Kwame Adjeman-Pamboe

Personal information
- Full name: Kwame Adjeman-Pamboe
- Date of birth: October 24, 1987 (age 38)
- Place of birth: London, England
- Height: 1.73 m (5 ft 8 in)
- Position: Winger

College career
- Years: Team / Apps / (Gls)
- 2005–2006: Saint Francis Red Flash
- 2007–2008: George Mason Patriots / 38 / (11)

Senior career*
- Years: Team / Apps / (Gls)
- 2009: FC Viikingit / 9 / (4)
- 2010: FC Tampa Bay / 21 / (1)
- 2011: Barnet / 1 / (0)
- 2011–2012: Agrotikos Asteras / 19 / (4)
- 2013: Panachaiki / 22 / (3)
- 2013–2014: El Qanah / 19 / (4)
- 2014–2016: Al-Gaish / 31 / (5)
- 2017: Yalova [tr] / 12 / (6)
- 2018: Doğan Türk Birliği / 15 / (5)
- 2018–2020: Al-Salt

= Kwame Adjeman-Pamboe =

American soccer player

Kwame Adjeman-Pamboe (born 24 October 1987), is an English/American professional soccer player who plays as a winger.

==Club career==

===Youth and college===
Adjeman-Pamboe grew up in Bowie, Maryland, attended Eleanor Roosevelt High School, played club soccer for the Bethesda Raptors and Columbia United, and played two years of college soccer at Saint Francis University before transferring to George Mason University as a junior.
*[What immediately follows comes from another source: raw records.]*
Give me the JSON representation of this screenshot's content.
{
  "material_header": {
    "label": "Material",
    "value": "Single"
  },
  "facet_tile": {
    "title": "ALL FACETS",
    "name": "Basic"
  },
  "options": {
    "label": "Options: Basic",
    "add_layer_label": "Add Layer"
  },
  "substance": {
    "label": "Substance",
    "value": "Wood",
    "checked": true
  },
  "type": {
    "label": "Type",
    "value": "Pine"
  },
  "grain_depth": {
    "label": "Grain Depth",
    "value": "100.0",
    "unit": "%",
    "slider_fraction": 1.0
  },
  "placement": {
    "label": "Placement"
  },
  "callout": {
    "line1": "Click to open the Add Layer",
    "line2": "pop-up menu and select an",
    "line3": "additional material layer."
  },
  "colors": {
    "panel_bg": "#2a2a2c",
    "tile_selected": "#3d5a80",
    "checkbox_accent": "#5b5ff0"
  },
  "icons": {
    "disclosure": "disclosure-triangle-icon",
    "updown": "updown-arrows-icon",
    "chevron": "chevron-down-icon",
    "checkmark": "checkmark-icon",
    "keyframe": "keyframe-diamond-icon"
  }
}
In his senior season at George Mason he was named the Most Outstanding Player at the CAA Men's Soccer Championship, was a CAA All-Tournament Team selection, a First-Team NSCAA All-South Atlantic Region selection, and a First-Team All-CAA selection.

===Professional===
Adjeman-Pamboe was selected in the 2009 MLS SuperDraft (28th overall) by Colorado Rapids, but after trialling with them was not offered a contract by the club. Adjeman-Pamboe instead signed with Finnish club Viikingit in August 2009 and spent one year with the team, scoring 4 goals in 9 Ykkönen appearances.

Adjeman-Pamboe returned to the United States in 2010, and signed the FC Tampa Bay of the USSF Division 2 Professional League in January.

In February 2011, he returned to his country of birth, England, and signed for Barnet. On February 26, 2011, Kwame made his debut coming off the bench in added time against Lincoln City replacing Sam Deering. He left Barnet at the end of the 2010-11 season.

In Summer 2011, Adjeman-Pamboe joined Agrotikos. He scored his first goal for Agrotikos against Kallithea, with his team winning 1–0. In January 2013, he joined Panachaiki, leaving at the end of the season.

In December 2013, he joined El Qanah in the Egyptian Premier League, scoring on his debut against Ismaily on December 25, in a 1–2 loss. He scored his second goal in a 1–1 draw against Wadi Degla on January 29, 2014.

In November 2018, he joined Jordanian Pro League side Al-Salt, becoming the first English footballer to play in Jordan.